Rosaura. Non voglio sentire le seccature di questo vecchio. Vado nella mia camera: se viene il conte Lelio, mandatelo da me.

Florindo. Sarete servita.

Rosaura. Se questa dama ci favorisce, bisognerà trattarla.

Florindo. Siamo forestieri, probabilmente sarà ella la prima a trattarci.

Rosaura. Basta; purchè si spunti, si ha da spendere senza riguardo. (parte)

SCENA III.

Don Florindo, poi Pantalone.

Florindo. Bel negozio che ho fatto a prendere questa signora sposa! Ella mi ha dato una ricca dote, ma credo che al terminar dell’anno sarà finita.
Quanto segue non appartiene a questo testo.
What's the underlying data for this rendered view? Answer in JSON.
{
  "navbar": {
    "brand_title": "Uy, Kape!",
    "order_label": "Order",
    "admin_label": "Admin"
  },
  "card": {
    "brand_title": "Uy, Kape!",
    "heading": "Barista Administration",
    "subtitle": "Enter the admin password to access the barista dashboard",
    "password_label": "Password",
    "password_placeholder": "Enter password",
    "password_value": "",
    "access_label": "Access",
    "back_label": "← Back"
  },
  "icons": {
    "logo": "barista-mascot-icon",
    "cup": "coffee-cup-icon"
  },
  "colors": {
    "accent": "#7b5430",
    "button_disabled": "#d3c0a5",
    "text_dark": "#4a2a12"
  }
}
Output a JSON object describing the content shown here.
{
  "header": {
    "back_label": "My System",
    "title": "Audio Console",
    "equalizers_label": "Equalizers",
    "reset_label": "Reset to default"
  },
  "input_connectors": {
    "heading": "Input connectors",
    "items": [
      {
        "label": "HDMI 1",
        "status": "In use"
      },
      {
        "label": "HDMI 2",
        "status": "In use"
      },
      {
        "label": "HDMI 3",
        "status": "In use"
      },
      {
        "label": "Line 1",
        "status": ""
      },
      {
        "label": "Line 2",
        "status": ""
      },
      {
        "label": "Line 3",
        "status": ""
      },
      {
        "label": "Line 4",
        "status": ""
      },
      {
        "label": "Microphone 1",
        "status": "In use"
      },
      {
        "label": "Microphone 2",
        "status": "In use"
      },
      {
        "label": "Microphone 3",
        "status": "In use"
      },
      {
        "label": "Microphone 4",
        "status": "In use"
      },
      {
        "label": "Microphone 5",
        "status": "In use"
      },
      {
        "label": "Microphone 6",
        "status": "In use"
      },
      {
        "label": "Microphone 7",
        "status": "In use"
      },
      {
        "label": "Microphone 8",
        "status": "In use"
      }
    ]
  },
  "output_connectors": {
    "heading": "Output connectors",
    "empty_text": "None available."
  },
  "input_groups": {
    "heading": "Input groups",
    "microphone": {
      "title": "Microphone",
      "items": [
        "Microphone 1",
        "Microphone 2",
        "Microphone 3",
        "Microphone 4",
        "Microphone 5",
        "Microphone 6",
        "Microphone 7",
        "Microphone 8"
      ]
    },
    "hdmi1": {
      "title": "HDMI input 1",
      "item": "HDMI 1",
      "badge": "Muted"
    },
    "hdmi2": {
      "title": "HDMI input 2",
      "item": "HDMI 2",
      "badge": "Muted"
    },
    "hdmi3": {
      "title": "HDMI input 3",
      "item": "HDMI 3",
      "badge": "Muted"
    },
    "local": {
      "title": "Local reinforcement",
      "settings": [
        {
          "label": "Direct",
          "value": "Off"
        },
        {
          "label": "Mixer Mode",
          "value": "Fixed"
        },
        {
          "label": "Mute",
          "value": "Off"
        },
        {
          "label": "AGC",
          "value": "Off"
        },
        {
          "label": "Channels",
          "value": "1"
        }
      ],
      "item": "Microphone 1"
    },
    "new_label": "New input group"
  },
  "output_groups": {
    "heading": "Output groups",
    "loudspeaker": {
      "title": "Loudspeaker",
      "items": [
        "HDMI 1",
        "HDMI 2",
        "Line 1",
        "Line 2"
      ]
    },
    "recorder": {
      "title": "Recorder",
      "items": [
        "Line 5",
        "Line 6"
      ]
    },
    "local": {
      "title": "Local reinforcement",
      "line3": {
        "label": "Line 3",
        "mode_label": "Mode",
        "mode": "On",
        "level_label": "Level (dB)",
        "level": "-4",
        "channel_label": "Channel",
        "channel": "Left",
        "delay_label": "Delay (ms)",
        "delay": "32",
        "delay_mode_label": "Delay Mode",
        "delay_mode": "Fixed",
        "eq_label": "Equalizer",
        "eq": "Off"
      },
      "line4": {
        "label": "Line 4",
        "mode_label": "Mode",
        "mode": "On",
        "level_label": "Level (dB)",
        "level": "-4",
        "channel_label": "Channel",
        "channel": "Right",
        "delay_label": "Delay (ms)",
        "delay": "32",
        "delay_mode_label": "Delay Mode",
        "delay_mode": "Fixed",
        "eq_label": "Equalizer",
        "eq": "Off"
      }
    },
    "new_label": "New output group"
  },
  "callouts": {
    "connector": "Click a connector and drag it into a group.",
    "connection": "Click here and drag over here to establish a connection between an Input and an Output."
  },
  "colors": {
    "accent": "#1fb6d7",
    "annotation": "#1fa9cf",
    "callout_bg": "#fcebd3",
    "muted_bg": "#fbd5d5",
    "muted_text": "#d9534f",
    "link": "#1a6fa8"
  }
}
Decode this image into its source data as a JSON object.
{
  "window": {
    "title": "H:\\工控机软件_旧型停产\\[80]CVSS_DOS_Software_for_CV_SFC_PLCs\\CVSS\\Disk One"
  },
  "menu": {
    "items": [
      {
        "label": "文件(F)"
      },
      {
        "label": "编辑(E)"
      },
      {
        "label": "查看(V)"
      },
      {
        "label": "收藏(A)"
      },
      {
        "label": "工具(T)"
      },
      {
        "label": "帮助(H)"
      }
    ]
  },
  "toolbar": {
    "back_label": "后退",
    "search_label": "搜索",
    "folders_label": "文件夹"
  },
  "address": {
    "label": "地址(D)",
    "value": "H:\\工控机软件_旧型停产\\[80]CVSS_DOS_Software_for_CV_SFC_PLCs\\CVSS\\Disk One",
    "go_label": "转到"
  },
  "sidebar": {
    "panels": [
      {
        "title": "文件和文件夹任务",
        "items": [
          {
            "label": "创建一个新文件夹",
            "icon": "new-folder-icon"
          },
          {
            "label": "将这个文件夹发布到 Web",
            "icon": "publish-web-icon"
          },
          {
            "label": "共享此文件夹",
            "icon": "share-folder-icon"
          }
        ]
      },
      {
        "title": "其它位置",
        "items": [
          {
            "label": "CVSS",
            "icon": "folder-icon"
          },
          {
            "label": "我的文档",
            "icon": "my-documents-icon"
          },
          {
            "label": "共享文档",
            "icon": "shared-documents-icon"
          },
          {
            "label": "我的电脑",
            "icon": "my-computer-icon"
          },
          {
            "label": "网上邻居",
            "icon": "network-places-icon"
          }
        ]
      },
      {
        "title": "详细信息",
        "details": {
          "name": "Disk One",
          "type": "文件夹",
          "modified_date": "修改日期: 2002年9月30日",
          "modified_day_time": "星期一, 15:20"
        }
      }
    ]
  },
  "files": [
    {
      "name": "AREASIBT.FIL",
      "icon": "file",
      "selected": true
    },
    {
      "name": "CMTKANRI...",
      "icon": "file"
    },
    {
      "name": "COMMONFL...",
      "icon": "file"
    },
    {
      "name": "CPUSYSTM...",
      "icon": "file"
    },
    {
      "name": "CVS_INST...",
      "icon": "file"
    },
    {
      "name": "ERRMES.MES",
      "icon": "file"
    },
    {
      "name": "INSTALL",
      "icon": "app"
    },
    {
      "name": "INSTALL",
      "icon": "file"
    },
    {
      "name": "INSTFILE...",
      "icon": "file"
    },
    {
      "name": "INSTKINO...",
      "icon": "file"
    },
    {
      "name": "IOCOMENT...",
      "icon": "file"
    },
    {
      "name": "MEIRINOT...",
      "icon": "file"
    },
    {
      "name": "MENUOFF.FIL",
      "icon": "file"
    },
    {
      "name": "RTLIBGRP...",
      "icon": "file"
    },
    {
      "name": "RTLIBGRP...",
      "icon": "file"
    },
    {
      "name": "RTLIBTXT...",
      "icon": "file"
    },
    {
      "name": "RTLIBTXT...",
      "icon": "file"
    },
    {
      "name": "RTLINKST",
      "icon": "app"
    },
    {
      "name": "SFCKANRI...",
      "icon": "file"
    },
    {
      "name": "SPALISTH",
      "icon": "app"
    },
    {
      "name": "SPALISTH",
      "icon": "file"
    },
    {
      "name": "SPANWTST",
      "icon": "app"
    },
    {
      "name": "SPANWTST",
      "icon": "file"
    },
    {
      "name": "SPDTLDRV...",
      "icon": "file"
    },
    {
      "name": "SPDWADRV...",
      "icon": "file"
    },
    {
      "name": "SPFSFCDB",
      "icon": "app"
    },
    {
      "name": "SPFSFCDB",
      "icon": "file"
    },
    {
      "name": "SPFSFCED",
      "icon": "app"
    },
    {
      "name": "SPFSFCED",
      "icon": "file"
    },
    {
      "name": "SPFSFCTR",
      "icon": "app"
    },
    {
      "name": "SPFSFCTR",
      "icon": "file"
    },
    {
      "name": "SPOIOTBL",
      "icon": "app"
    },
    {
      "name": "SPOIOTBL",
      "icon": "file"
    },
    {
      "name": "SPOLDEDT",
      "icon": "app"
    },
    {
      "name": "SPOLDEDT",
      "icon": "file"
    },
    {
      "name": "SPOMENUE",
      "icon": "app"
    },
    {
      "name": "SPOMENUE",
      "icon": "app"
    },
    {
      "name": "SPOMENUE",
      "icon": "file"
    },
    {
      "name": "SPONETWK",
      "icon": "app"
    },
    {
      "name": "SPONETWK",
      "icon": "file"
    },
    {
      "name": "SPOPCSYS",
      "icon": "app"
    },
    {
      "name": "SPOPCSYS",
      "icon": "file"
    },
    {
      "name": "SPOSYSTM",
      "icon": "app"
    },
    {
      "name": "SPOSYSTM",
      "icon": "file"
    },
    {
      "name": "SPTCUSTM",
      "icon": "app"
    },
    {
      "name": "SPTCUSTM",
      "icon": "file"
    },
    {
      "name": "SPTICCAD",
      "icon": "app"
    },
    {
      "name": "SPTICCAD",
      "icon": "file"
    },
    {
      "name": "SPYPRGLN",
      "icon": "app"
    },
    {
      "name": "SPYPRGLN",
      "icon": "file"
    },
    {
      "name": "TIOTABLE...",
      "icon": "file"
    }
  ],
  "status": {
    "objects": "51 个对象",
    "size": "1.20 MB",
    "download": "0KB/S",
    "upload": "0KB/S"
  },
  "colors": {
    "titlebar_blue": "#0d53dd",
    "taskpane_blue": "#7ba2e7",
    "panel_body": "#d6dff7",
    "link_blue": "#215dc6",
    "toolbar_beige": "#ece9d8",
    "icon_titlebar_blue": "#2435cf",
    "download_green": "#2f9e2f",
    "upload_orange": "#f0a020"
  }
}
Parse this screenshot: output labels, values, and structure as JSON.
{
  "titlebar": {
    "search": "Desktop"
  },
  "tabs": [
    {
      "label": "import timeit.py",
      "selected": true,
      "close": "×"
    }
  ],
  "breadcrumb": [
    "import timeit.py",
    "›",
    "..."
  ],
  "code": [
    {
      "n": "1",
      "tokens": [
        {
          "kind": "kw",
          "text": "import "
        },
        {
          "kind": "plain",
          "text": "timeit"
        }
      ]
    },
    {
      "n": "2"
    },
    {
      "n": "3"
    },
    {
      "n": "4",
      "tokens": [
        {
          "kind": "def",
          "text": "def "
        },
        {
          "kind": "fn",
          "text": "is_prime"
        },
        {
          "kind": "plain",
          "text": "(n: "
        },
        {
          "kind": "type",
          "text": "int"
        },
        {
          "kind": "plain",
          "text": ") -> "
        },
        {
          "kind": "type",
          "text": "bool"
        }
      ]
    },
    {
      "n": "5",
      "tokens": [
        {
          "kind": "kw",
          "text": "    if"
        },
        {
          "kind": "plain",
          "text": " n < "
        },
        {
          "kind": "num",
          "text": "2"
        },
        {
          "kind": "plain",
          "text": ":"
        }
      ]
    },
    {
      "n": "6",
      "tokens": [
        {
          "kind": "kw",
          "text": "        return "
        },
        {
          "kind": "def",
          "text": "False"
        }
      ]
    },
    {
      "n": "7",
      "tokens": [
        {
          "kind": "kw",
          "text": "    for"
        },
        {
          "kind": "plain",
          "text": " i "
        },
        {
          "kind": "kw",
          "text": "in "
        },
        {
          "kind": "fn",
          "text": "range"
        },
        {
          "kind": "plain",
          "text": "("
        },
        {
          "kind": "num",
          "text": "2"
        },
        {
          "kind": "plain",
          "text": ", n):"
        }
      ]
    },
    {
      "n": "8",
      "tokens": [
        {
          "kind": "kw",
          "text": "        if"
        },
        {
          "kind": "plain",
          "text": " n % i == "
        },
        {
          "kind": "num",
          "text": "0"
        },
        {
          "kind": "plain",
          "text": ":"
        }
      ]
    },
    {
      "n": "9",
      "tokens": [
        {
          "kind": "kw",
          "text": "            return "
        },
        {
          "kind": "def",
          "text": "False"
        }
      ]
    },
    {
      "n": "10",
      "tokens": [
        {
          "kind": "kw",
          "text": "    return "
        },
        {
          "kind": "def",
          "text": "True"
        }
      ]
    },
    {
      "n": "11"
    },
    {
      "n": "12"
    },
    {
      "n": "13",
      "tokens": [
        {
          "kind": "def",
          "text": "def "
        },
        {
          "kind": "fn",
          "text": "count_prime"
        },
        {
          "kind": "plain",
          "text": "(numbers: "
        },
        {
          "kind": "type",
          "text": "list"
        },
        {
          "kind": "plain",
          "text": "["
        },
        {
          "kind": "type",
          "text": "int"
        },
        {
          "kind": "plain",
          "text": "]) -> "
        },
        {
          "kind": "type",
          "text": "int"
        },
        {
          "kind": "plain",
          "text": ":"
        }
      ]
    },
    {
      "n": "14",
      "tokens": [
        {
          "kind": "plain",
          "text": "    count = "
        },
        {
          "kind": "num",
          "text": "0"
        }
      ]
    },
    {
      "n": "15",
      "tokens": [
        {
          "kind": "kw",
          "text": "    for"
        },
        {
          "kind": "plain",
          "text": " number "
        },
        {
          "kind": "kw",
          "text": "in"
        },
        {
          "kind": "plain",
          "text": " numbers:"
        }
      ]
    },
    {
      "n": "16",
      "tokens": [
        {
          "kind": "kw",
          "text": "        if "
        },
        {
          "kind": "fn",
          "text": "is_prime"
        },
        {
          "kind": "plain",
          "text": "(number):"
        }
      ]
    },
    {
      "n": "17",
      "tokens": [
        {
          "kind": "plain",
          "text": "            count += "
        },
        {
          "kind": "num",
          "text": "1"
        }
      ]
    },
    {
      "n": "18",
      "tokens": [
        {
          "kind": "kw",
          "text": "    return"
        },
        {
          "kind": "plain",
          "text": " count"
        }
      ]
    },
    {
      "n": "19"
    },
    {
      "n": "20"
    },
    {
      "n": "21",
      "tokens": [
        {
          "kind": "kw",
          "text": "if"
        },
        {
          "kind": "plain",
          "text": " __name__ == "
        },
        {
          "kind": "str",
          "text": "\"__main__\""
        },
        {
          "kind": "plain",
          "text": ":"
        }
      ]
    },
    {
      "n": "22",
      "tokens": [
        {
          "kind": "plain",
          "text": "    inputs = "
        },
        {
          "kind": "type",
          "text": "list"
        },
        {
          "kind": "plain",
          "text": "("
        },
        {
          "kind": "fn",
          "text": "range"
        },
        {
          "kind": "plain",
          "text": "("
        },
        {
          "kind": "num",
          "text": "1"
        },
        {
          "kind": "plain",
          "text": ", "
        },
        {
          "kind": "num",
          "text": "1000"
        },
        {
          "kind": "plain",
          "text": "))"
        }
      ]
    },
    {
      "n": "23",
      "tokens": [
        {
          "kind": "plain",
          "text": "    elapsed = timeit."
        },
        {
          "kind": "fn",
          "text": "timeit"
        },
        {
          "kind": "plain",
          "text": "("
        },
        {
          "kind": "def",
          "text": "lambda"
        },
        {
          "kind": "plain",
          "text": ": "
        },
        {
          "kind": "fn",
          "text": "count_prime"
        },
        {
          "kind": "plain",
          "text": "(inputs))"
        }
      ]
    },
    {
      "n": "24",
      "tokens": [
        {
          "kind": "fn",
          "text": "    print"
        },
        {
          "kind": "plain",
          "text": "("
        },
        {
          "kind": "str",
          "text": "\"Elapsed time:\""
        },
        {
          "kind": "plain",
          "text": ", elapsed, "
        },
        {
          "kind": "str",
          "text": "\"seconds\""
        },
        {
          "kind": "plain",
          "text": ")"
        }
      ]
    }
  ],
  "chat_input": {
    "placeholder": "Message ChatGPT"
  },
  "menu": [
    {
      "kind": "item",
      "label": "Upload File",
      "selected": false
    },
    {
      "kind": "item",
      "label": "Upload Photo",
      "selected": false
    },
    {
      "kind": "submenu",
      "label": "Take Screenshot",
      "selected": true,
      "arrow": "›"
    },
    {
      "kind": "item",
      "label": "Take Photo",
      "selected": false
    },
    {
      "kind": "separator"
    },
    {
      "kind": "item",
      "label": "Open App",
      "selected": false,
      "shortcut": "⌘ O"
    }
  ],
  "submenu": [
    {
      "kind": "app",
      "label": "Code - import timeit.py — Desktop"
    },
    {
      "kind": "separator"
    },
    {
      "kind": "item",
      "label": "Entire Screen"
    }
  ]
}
Pantalone. Sior don Florindo, mio patron reverito.

Florindo. Buon giorno, il mio caro signor Pantalone.

Pantalone. Son vegnù a reverirla, e in tel medesimo1 tempo a dirghe che ho recevesto la lettera d’avviso per pagarghe i mille zecchini a tenor della lettera de cambio, che gieri lu m’ha fatto presentar.

Florindo. Non v’era bisogno che per questo v’incomodaste; mentre ieri, anche prima della lettera d’avviso, avete con bontà accettata la mia cambiale2.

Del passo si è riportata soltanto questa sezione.